下腹部痛シリーズ(Lower Abdominal Pain) 15 EXPERT COURSE 解答 【症例 LE 73】

変性子宮筋腫.Rupture of degenerated uterine leiomyomata








大量の腹水と,巨大な,内部構造が極めて不整な下腹部腫瘤は悪性腫瘍の破裂を疑うが,図14〜図16で腫大した子宮と連続しているので変性子宮筋腫も鑑別診断の一つに入れるべきである.穿刺で血性腹水を認め,卵巣腫瘍破裂の診断で手術となったが,変性子宮筋腫の破裂であった(図A).
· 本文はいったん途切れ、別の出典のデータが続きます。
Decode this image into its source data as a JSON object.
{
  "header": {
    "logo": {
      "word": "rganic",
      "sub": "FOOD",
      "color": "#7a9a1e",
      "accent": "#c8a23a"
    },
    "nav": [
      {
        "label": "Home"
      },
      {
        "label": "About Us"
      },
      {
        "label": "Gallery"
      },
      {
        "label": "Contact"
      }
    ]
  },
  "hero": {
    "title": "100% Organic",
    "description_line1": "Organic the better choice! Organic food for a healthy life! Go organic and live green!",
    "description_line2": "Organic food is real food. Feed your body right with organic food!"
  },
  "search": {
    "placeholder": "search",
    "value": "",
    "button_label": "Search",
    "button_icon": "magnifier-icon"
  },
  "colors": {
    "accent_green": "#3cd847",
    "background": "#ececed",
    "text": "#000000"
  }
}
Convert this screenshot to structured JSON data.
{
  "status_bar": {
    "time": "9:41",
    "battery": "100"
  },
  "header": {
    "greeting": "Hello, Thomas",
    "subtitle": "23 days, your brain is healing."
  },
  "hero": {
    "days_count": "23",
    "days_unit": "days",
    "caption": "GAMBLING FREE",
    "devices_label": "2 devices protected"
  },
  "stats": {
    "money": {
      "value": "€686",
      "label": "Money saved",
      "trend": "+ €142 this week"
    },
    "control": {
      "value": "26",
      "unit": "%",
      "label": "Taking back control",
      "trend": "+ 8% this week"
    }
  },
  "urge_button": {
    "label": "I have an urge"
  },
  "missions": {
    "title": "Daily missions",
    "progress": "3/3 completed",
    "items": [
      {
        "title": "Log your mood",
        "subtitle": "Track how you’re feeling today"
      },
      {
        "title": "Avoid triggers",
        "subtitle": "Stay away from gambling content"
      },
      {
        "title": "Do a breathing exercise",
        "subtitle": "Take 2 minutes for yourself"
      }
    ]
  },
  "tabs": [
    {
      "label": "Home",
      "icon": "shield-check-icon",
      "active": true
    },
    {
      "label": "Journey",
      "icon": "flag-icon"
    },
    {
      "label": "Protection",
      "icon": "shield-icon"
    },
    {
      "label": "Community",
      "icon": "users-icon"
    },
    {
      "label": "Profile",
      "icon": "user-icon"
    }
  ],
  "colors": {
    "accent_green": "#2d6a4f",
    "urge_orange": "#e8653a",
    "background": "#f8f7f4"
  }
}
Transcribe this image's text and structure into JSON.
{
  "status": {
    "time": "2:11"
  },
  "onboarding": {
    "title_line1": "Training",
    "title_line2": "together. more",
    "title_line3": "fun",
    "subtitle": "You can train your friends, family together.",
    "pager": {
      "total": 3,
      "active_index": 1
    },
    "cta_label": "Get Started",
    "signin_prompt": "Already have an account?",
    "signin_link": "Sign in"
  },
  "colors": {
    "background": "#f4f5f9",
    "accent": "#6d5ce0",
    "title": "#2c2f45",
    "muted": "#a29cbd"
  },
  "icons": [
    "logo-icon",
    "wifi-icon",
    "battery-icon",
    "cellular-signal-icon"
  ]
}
参考症例(変性子宮筋腫):43歳女性.前日からの,次第に増強する下腹部痛のため来院した.体温:36.8℃,下腹部に圧痛と筋性防御を認めた.
手術と病理検査で,↑は変性子宮筋腫と診断された.















文献考察:変性子宮筋腫
【産婦人科救急疾患とその実践的対応】 婦人科領域における救急疾患の各論 実際の画像所見と対処法を中心として 子宮筋腫と子宮悪性腫瘍
  Author:北正人(京都大学 婦人科産科), 藤井信吾
  Source:救急医学(0385-8162)24巻1号 Page67-71(2000.01)
子宮筋腫の変性・感染:子宮筋腫に変性が起こることはよくみられるが, とくに赤色変性では疼痛が強い.赤色変性とは筋腫血管の血栓形成とその破綻の結果, 血液が筋腫組織に浸潤するために起こる変性で, 割面が暗赤色を呈することを特徴とする.この変性は妊娠中に起こることが多い.症状としては突然に発生する筋腫領域の疼痛, 圧痛がある.時には悪心嘔吐を伴う.治療は鎮痛剤の投与を行う.通常はこれで疼痛は徐々に改善するものであるが, 強度の疼痛が持続する場合は核出術を考慮する必要がある.また, このような筋腫には感染が起きることがある.感染経路は主として内膜からの感染によるものであり, 粘膜下筋腫に起こることが多い.とくに産褥期に子宮内膜炎より感染が波及して起こることが多く, まれには敗血症に至ることがある.まず抗生物質による治療を行うが, 改善しないようなら開腹手術が必要である.